Prevatt worked as a cameraman for the Kings before founding the production company Franklin Pictures, through which he also has worked for the Kings (and the Republic FC soccer team). He began shooting footage for “Win” in 2010, when then-Kings owners the Maloofs considered a move to Anaheim.

“We were filming just for posterity’s sake,” Prevatt said. A more focused plan for a film emerged in 2013, when Kings superfan and radio personality “Carmichael” Dave Weiglein “had this wild and crazy idea to travel the country,” Prevatt said.

“Win” follows Weiglein’s tour, via purple bus, to other NBA towns, where, in the weeks leading to the NBA relocation committee’s vote on the Seattle move, he stumped for keeping the team put. The committee voted 7-0 against a deal struck by the Maloofs to sell the team to a group led by then-Microsoft CEO Steve Ballmer and hedge-fund manager Chris Hansen.

“Win” includes interviews with Sacramento Mayor Kevin Johnson, current and former Kings players and Kings owner Vivek Ranadive, the Silicon Valley tech tycoon whose Sacramento ownership group beat out the Seattle group.

The movie is not an official Kings project, Prevatt said, though Kings minority owner (and Republic FC majority owner) Kevin Nagle pitched in money to “get us to the finish line.”
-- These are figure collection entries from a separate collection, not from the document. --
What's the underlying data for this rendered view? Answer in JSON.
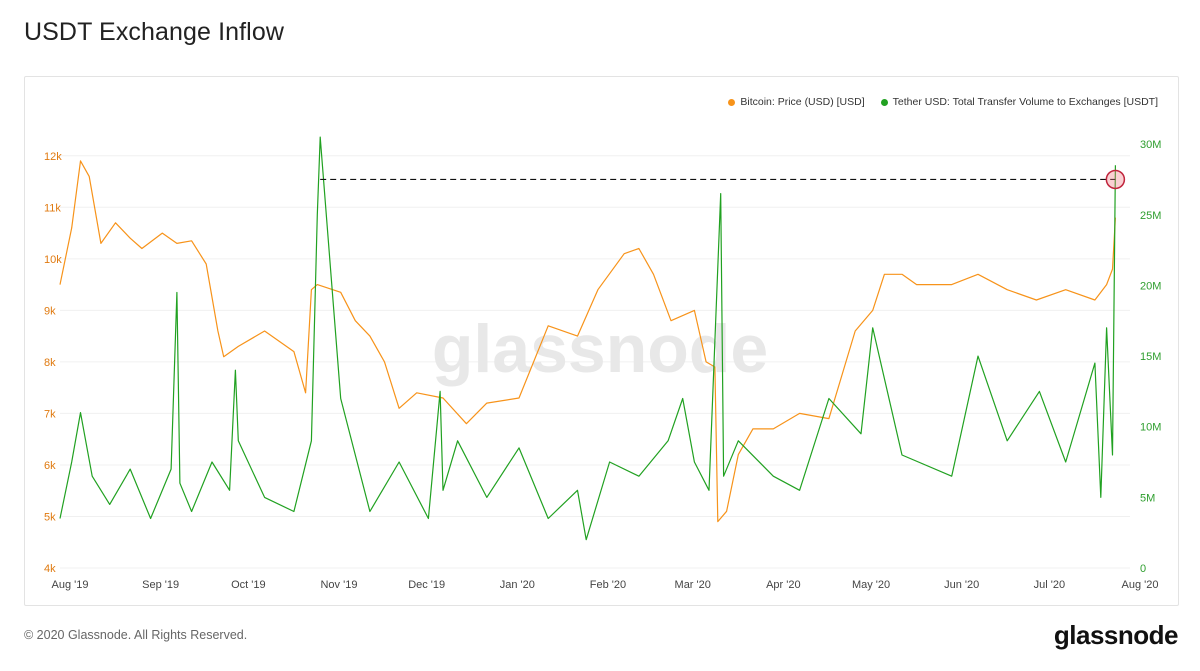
{
  "header": {
    "title": "USDT Exchange Inflow"
  },
  "footer": {
    "copyright": "© 2020 Glassnode. All Rights Reserved.",
    "logo_text": "glassnode"
  },
  "watermark": "glassnode",
  "legend": [
    {
      "label": "Bitcoin: Price (USD) [USD]",
      "color": "#f7931a"
    },
    {
      "label": "Tether USD: Total Transfer Volume to Exchanges [USDT]",
      "color": "#21a121"
    }
  ],
  "chart_data": {
    "type": "line",
    "x_ticks": [
      "Aug '19",
      "Sep '19",
      "Oct '19",
      "Nov '19",
      "Dec '19",
      "Jan '20",
      "Feb '20",
      "Mar '20",
      "Apr '20",
      "May '20",
      "Jun '20",
      "Jul '20",
      "Aug '20"
    ],
    "y_left": {
      "ticks": [
        "4k",
        "5k",
        "6k",
        "7k",
        "8k",
        "9k",
        "10k",
        "11k",
        "12k"
      ],
      "range": [
        4000,
        12500
      ]
    },
    "y_right": {
      "ticks": [
        "0",
        "5M",
        "10M",
        "15M",
        "20M",
        "25M",
        "30M"
      ],
      "range": [
        0,
        31000000
      ]
    },
    "series": [
      {
        "name": "Bitcoin: Price (USD) [USD]",
        "axis": "left",
        "color": "#f7931a",
        "x": [
          "2019-08-01",
          "2019-08-05",
          "2019-08-08",
          "2019-08-11",
          "2019-08-15",
          "2019-08-20",
          "2019-08-25",
          "2019-08-29",
          "2019-09-05",
          "2019-09-10",
          "2019-09-15",
          "2019-09-20",
          "2019-09-24",
          "2019-09-26",
          "2019-10-01",
          "2019-10-10",
          "2019-10-20",
          "2019-10-24",
          "2019-10-26",
          "2019-10-28",
          "2019-11-05",
          "2019-11-10",
          "2019-11-15",
          "2019-11-20",
          "2019-11-25",
          "2019-12-01",
          "2019-12-10",
          "2019-12-18",
          "2019-12-25",
          "2020-01-05",
          "2020-01-15",
          "2020-01-25",
          "2020-02-01",
          "2020-02-10",
          "2020-02-15",
          "2020-02-20",
          "2020-02-26",
          "2020-03-05",
          "2020-03-09",
          "2020-03-12",
          "2020-03-13",
          "2020-03-16",
          "2020-03-20",
          "2020-03-25",
          "2020-04-01",
          "2020-04-10",
          "2020-04-20",
          "2020-04-29",
          "2020-05-05",
          "2020-05-09",
          "2020-05-15",
          "2020-05-20",
          "2020-05-28",
          "2020-06-01",
          "2020-06-10",
          "2020-06-20",
          "2020-06-30",
          "2020-07-10",
          "2020-07-20",
          "2020-07-24",
          "2020-07-26",
          "2020-07-27"
        ],
        "y": [
          9500,
          10600,
          11900,
          11600,
          10300,
          10700,
          10400,
          10200,
          10500,
          10300,
          10350,
          9900,
          8600,
          8100,
          8300,
          8600,
          8200,
          7400,
          9400,
          9500,
          9350,
          8800,
          8500,
          8000,
          7100,
          7400,
          7300,
          6800,
          7200,
          7300,
          8700,
          8500,
          9400,
          10100,
          10200,
          9700,
          8800,
          9000,
          8000,
          7900,
          4900,
          5100,
          6200,
          6700,
          6700,
          7000,
          6900,
          8600,
          9000,
          9700,
          9700,
          9500,
          9500,
          9500,
          9700,
          9400,
          9200,
          9400,
          9200,
          9500,
          9800,
          10800
        ]
      },
      {
        "name": "Tether USD: Total Transfer Volume to Exchanges [USDT]",
        "axis": "right",
        "color": "#21a121",
        "x": [
          "2019-08-01",
          "2019-08-05",
          "2019-08-08",
          "2019-08-12",
          "2019-08-18",
          "2019-08-25",
          "2019-09-01",
          "2019-09-08",
          "2019-09-10",
          "2019-09-11",
          "2019-09-15",
          "2019-09-22",
          "2019-09-28",
          "2019-09-30",
          "2019-10-01",
          "2019-10-10",
          "2019-10-20",
          "2019-10-26",
          "2019-10-28",
          "2019-10-29",
          "2019-11-05",
          "2019-11-15",
          "2019-11-25",
          "2019-12-05",
          "2019-12-09",
          "2019-12-10",
          "2019-12-15",
          "2019-12-25",
          "2020-01-05",
          "2020-01-15",
          "2020-01-25",
          "2020-01-28",
          "2020-02-05",
          "2020-02-15",
          "2020-02-25",
          "2020-03-01",
          "2020-03-05",
          "2020-03-10",
          "2020-03-14",
          "2020-03-15",
          "2020-03-20",
          "2020-04-01",
          "2020-04-10",
          "2020-04-20",
          "2020-05-01",
          "2020-05-05",
          "2020-05-15",
          "2020-06-01",
          "2020-06-10",
          "2020-06-20",
          "2020-07-01",
          "2020-07-10",
          "2020-07-20",
          "2020-07-22",
          "2020-07-24",
          "2020-07-26",
          "2020-07-27"
        ],
        "y": [
          3500000,
          7500000,
          11000000,
          6500000,
          4500000,
          7000000,
          3500000,
          7000000,
          19500000,
          6000000,
          4000000,
          7500000,
          5500000,
          14000000,
          9000000,
          5000000,
          4000000,
          9000000,
          25000000,
          30500000,
          12000000,
          4000000,
          7500000,
          3500000,
          12500000,
          5500000,
          9000000,
          5000000,
          8500000,
          3500000,
          5500000,
          2000000,
          7500000,
          6500000,
          9000000,
          12000000,
          7500000,
          5500000,
          26500000,
          6500000,
          9000000,
          6500000,
          5500000,
          12000000,
          9500000,
          17000000,
          8000000,
          6500000,
          15000000,
          9000000,
          12500000,
          7500000,
          14500000,
          5000000,
          17000000,
          8000000,
          28500000
        ]
      }
    ],
    "annotation": {
      "type": "reference-line",
      "from_date": "2019-10-29",
      "to_date": "2020-07-27",
      "value": 27500000,
      "marker": "circle"
    }
  }
}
“Nobody, including Kevin Nagle, did this for the money,” Prevatt said.

Part of the proceeds from the local showings will go to Johnson’s regional creative initiative, For Arts’ Sake.

Wednesday’s festival play date coincides with the two-year anniversary of the NBA committee’s vote against the Seattle plan. That his film screens just days after the ESPN doc doesn’t faze Prevatt. He welcomes all films about Sacramento keeping its team. “This is something for all of us to be so proud of,” he said.

Call The Bee’s Carla Meyer, (916) 321-1118. Follow her on Twitter @CarlaMeyerSB.


What: An eight-day film festival encompassing feature-length films, shorts programs and special events. This year, the SIFF also marks a 20th anniversary of sorts. The current festival is an offshoot of the now-defunct Sacramento Festival of Cinema, which began in 1995.

When: Saturday-May 3

Where: Tower Theatre, Crest Theatre, Delta King, Esquire Imax

Cost: $12 individual films. Other prices vary.